Erik Johnsson School of Engineering & Computer Science, University of Texas at Dallas, Richardson, TX 75080, USA.
Exp Biol Med (Maywood). 2011 Jan;236(1):20-9. doi: 10.1258/ebm.2010.010243.
Size and shape are fundamental properties of micro/nanoparticles that are critically important for nanomedicine applications. Extensive studies have revealed the effect of particle size on spherical particles with respect to circulation, extravasation and distribution in vivo. In contrast, the importance of particle shape has only recently begun to emerge. For example, cylindrically-shaped filomicelles (diameter 22-60 nm, length 8-18 μm) have shown persistent blood circulation for up to one week after intravenous injection, much longer than their spherical counterparts. Disc-shaped nanoparticles have demonstrated higher in vivo targeting specificity to endothelial cells expressing intercellular adhesion molecule receptors in mice than spherical particles of similar size. In this Minireview, we will discuss the recent advances in the fabrication of shape-specific nanoparticles and their unique biological and pharmacological properties. Computational models are presented to provide mechanistic understanding of the shape effects on cell targeting under flow conditions. Shape-specific nanoparticles have the potential to significantly improve the performance of nanomedicine in diagnostic imaging and targeted drug delivery applications.

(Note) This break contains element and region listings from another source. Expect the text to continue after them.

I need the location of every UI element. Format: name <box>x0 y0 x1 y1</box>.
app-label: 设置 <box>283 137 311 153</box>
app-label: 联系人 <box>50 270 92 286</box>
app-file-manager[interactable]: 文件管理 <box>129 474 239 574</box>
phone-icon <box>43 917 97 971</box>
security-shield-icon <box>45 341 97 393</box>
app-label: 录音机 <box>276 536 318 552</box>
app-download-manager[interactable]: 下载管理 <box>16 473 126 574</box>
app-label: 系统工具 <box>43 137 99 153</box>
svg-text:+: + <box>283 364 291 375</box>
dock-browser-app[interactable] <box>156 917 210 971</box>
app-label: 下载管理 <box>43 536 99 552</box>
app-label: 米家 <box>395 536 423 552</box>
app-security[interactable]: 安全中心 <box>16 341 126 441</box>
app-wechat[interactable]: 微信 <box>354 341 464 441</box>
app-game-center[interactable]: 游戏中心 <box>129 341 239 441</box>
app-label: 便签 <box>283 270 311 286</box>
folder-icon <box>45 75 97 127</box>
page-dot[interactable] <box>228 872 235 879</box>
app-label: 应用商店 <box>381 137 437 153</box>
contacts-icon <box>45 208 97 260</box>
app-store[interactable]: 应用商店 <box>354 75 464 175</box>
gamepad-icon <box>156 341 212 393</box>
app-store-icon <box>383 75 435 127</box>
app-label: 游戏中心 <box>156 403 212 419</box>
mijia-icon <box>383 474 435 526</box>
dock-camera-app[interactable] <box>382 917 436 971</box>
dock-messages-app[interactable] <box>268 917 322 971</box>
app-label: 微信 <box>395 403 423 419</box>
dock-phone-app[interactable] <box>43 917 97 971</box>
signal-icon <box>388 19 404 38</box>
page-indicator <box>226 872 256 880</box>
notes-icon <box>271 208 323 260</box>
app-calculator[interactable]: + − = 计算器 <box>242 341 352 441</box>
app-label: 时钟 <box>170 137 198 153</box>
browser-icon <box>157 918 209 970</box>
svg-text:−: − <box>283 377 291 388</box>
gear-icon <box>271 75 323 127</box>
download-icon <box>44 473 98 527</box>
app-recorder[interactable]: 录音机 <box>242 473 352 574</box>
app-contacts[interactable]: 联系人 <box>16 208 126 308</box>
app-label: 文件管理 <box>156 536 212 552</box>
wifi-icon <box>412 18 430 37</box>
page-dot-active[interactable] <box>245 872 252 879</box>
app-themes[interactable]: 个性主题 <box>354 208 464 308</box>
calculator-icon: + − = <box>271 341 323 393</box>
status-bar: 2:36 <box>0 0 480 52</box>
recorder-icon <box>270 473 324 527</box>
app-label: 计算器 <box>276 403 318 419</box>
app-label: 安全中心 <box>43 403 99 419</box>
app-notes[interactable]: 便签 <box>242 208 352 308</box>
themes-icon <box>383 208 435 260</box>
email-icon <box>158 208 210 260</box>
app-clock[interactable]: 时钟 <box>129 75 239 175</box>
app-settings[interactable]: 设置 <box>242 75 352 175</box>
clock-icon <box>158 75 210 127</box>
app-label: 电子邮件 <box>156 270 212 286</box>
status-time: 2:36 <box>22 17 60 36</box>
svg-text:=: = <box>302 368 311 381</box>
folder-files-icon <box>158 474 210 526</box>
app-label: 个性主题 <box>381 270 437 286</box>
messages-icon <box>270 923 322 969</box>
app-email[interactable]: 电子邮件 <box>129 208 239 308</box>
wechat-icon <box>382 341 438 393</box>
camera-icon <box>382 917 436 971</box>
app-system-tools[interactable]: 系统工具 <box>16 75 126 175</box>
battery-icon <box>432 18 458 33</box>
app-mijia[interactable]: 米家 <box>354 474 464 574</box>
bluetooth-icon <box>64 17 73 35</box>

尺寸和形状是微/纳米粒子的基本性质,对于纳米医学应用至关重要。大量研究揭示了粒子尺寸对球形粒子在体内的循环、渗出和分布的影响。相比之下,粒子形状的重要性直到最近才开始显现。例如,圆柱形的filomicelles(直径 22-60nm,长度 8-18μm)在静脉注射后长达一周的时间内保持持久的血液循环,比其球形对应物长得多。盘状纳米粒子在表达细胞间黏附分子受体的内皮细胞中的体内靶向特异性方面优于具有相似尺寸的球形粒子。在这篇综述中,我们将讨论制备具有特定形状的纳米粒子及其独特的生物学和药理学特性的最新进展。提出了计算模型,以提供在流动条件下对细胞靶向的形状效应的机械理解。具有特定形状的纳米粒子有可能显著提高纳米医学在诊断成像和靶向药物输送应用中的性能。